The most common sources of duplication
The majority of duplicate content is technical, not intentional. E-commerce sites are particularly exposed: sorting filters, pagination parameters, product variants, and session URLs generate dozens of identical versions of the same page.
Content syndication, article republishing across multiple domains, and printable page versions are sources of external duplication often missed during audits.
- URLs with and without www (example.com vs www.example.com).
- HTTP and HTTPS versions not redirected.
- Sorting and filter parameters in e-commerce URLs.
- Pagination pages (/page/2, /page/3) with similar content.
- Product pages accessible via multiple categories.
The canonical tag: syntax and usage
The canonical tag is placed in the head of the non-canonical page and points to the reference URL. It can point to itself (self-referential) on main pages — a best practice recommended by Google.
A self-referential canonical on each page confirms your intent to Google and prevents a parasite URL from taking over if someone creates a link to an alternative version.
- Cross-domain canonical: to indicate the original source of syndicated content.
- Canonical on AMP pages: point to the standard non-AMP version.
- Canonical on pagination pages: point to the main page in the series.
- Never chain canonicals (A points to B which points to C): Google often ignores chains.
Canonical vs 301 redirect: when to choose which
A 301 redirect is stronger than a canonical because it eliminates the alternative URL at the server level. If two URLs are absolutely identical and one is unnecessary, prefer the redirect.
The canonical is preferable when you need to keep both URLs accessible for technical or functional reasons — for example, a printable page or a mobile version kept for a specific campaign.
On medium-sized e-commerce sites, between 10 and 35% of indexed pages are technical duplicates resolved by a combination of canonicals and robots.txt rules.
Sector studies 2025-2026 on e-commerce SEO audits
FAQ
Does Google always respect the canonical tag?
The canonical is a hint, not a directive. Google follows it in the vast majority of cases, but may override it if it judges the pointed page to be less relevant than the current version. Contradictory signals (internal links toward the wrong version, sitemap including the duplicate version) reduce its effectiveness.
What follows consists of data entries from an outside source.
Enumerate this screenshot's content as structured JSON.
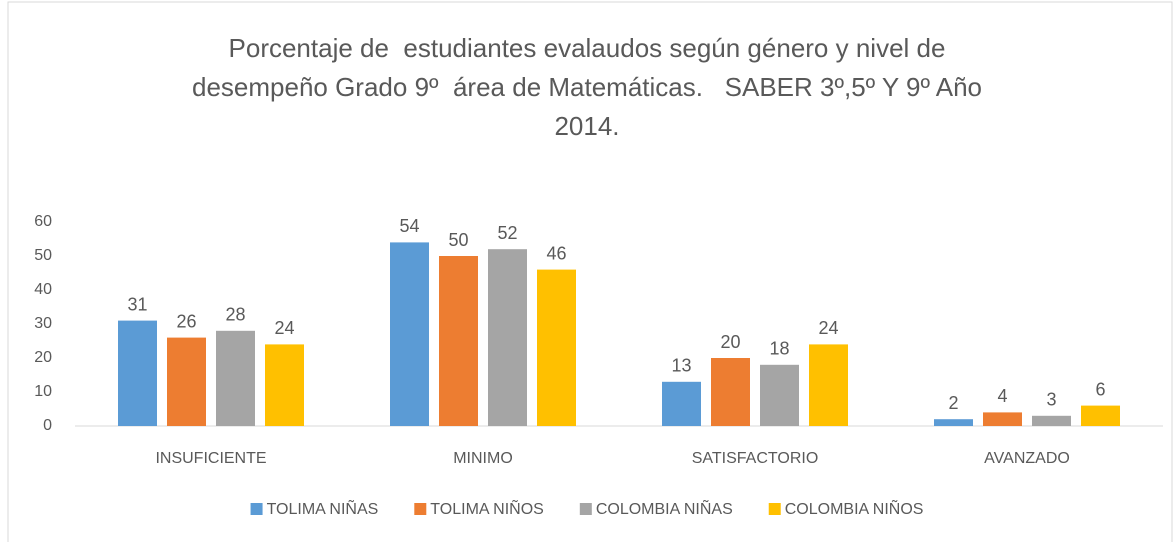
{
  "chart_data": {
    "type": "bar",
    "title": [
      "Porcentaje de  estudiantes evalaudos según género y nivel de",
      "desempeño Grado 9º  área de Matemáticas.   SABER 3º,5º Y 9º Año",
      "2014."
    ],
    "categories": [
      "INSUFICIENTE",
      "MINIMO",
      "SATISFACTORIO",
      "AVANZADO"
    ],
    "series": [
      {
        "name": "TOLIMA NIÑAS",
        "color": "#5b9bd5",
        "values": [
          31,
          54,
          13,
          2
        ]
      },
      {
        "name": "TOLIMA NIÑOS",
        "color": "#ed7d31",
        "values": [
          26,
          50,
          20,
          4
        ]
      },
      {
        "name": "COLOMBIA NIÑAS",
        "color": "#a5a5a5",
        "values": [
          28,
          52,
          18,
          3
        ]
      },
      {
        "name": "COLOMBIA NIÑOS",
        "color": "#ffc000",
        "values": [
          24,
          46,
          24,
          6
        ]
      }
    ],
    "ylim": [
      0,
      60
    ],
    "yticks": [
      0,
      10,
      20,
      30,
      40,
      50,
      60
    ],
    "grid": false,
    "legend": "bottom"
  }
}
Does duplicate content trigger a Google penalty?
No, unless content is deliberately copied to manipulate results. Technical or accidental duplication does not trigger a penalty but dilutes your authority and can lead to the wrong canonical version being chosen.
How do I detect duplicate content on my site?
Screaming Frog with content hash comparison mode is the most effective tool for internal duplication. For external duplication, Copyscape or Siteliner can detect reprints of your texts on other domains.